La frente del señor Christian se vio surcada de leves arrugas, y consideró esas palabras antes de decir nada.

—No podemos sino rogar que no haya bajas —expuso con cautela, y me pareció un hombre que siempre elegía las palabras con sumo cuidado—. Pero ¿sin castigos? ¿Ni uno solo? ¿Es acaso un sueño posible?

—Oh, bien puede tratarse de una vana esperanza, se lo concedo —admitió el capitán con un ademán despectivo—. Pero ¿recuerda usted alguna misión como la nuestra, que cubriera tanta distancia durante un período de tiempo tan prolongado, en que la tripulación volviese sin recibir un solo azote o latigazo?

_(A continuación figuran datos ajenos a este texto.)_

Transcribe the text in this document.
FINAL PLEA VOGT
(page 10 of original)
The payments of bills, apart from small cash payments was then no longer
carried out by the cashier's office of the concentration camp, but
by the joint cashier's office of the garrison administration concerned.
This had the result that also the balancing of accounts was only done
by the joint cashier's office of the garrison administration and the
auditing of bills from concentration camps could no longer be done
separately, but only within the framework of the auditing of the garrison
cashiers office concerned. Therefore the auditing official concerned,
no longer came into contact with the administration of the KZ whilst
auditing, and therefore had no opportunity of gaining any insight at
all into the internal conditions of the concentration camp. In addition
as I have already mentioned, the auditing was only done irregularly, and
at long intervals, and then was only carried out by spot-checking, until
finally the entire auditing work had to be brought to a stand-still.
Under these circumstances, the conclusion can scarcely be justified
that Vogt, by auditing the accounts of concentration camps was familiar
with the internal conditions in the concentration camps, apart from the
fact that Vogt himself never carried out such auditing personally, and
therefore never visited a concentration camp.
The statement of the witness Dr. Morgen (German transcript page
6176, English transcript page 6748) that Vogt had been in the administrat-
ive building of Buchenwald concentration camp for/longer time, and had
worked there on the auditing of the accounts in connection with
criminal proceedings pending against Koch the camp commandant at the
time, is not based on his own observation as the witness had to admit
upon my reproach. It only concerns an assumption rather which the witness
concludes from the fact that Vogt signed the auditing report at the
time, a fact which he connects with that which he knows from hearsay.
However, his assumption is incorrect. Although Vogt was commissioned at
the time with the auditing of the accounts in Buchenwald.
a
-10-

—Ninguna, capitán —contestó el señor Christian negando con la cabeza—. Es algo inaudito.

—Pero ¿no sería ésa precisamente la cuestión? —continuó el capitán, entusiasmado con el tema—. ¿Un viaje pacífico? ¿No haría eso que los almirantes de Londres se fijaran en todos nosotros? Una tripulación que trabaja unida y en armonía nunca dará motivos para que haga su aparición el látigo del contramaestre. Y creo que podemos conseguirlo, Fletcher. De veras confío en ello.